Introduction
This guide provides step-by-step instructions on how to run DeepSeek on Azure Kubernetes Service (AKS). The setup utilizes an ND-H100-v5 VM to accommodate the 4-bit quantized 671-billion parameter model on a single node.
Prerequisites
Before proceeding, ensure you have an AKS cluster with a node pool containing at least one ND-H100-v5 instance. Additionally, make sure the NVIDIA GPU drivers are properly set up.
Important: Set the OS disk size to 1024GB to accommodate the model.
For detailed instructions on creating an AKS cluster, refer to this guide.
Deploying Ollama with DeepSeek on AKS
We will use the PyTorch container from NVIDIA to deploy Ollama. First, configure authentication on AKS:
- Create an NGC API Key
- Visit NGC API Key Setup.
- Generate an API key.
 
- Create a Secret in the AKS Cluster
 Run the following command to create a Kubernetes secret for authentication:kubectl create secret docker-registry nvcr-secret \ --docker-server=nvcr.io \ --docker-username='$oauthtoken' \ --docker-password=<YOUR_NGC_API_KEY>
Deploy the Pod
Use the following Kubernetes manifest to deploy Ollama, download the model, and start serving it:
apiVersion: v1
kind: Pod
metadata:
  name: ollama
spec:
  containers:
  - name: ollama
    image: nvcr.io/nvidia/pytorch:24.09-py3
    imagePullSecrets:
    - name: nvcr-secret
    securityContext:
      capabilities:
        add: ["IPC_LOCK"]
    volumeMounts:
    - mountPath: /dev/shm
      name: shmem
    resources:
      requests:
        nvidia.com/gpu: 8
        nvidia.com/mlnxnics: 8
      limits:
        nvidia.com/gpu: 8
        nvidia.com/mlnxnics: 8
    command:
      - bash
      - -c
      - |
        export DEBIAN_FRONTEND=noninteractive
        export OLLAMA_MODELS=/mnt/data/models
        mkdir -p $OLLAMA_MODELS
        apt update
        apt install -y curl pciutils net-tools
        # Install Ollama
        curl -fsSL https://ollama.com/install.sh | sh
        # Start Ollama server in the foreground
        ollama serve 2>&1 | tee /mnt/data/ollama.log &
        # Wait for Ollama to fully start before pulling the model
        sleep 5
        # Fix parameter issue (https://github.com/ollama/ollama/issues/8599)

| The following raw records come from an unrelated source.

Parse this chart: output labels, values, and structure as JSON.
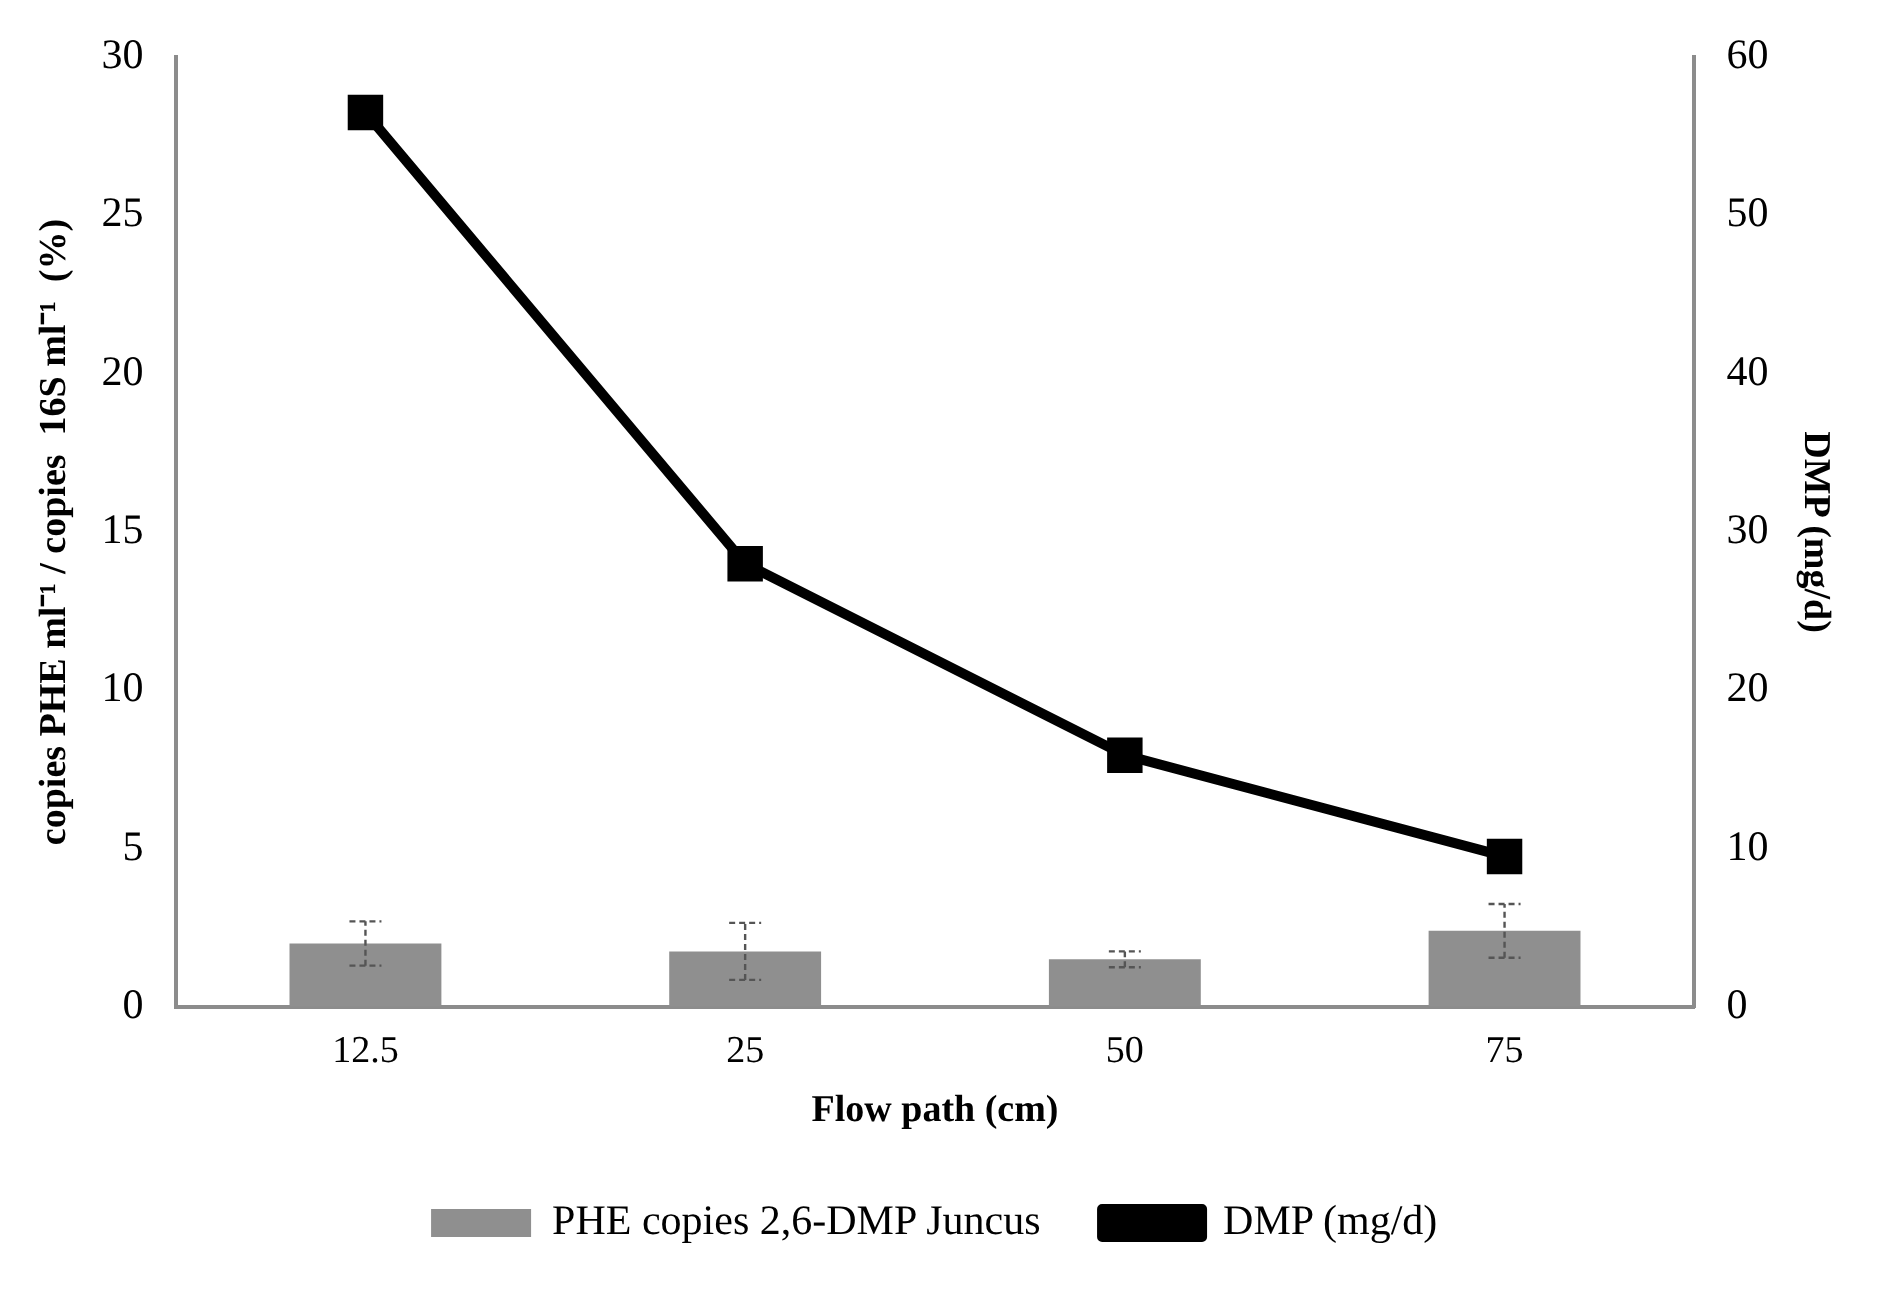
{
  "chart_data": {
    "type": "bar",
    "xlabel": "Flow path (cm)",
    "ylabel": "copies PHE ml⁻¹ / copies  16S ml⁻¹  (%)",
    "y2label": "DMP (mg/d)",
    "categories": [
      "12.5",
      "25",
      "50",
      "75"
    ],
    "series": [
      {
        "name": "PHE copies 2,6-DMP Juncus",
        "color": "#8f8f8f",
        "values": [
          2.0,
          1.75,
          1.5,
          2.4
        ],
        "errors": [
          0.7,
          0.9,
          0.25,
          0.85
        ]
      },
      {
        "name": "DMP (mg/d)",
        "type": "line",
        "axis": "y2",
        "color": "#000000",
        "marker": "square",
        "values": [
          56.5,
          28,
          15.9,
          9.5
        ]
      }
    ],
    "ylim": [
      0,
      30
    ],
    "yticks": [
      0,
      5,
      10,
      15,
      20,
      25,
      30
    ],
    "y2lim": [
      0,
      60
    ],
    "y2ticks": [
      0,
      10,
      20,
      30,
      40,
      50,
      60
    ],
    "grid": false,
    "legend": "bottom"
  }
}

        cat >Modelfile <<EOF
        FROM deepseek-r1:671b
        PARAMETER num_ctx 24576
        PARAMETER num_predict 8192
        EOF
        ollama create deepseek-r1:671b-fixed -f Modelfile
        # Pull model
        ollama pull deepseek-r1:671b-fixed
        # Keep the container running
        wait
  volumes:
  - emptyDir:
      medium: Memory
      sizeLimit: 128Gi
    name: shmemConnecting to Ollama
By default, this setup does not create a service. You can either define one or use port forwarding to connect Ollama to your local machine. To forward the port, run:
kubectl port-forward pod/ollama 11434:11434Now, you can interact with the DeepSeek reasoning model using your favorite chat client. For example, in Chatbox, you can ask:
"Tell me a joke about large language models."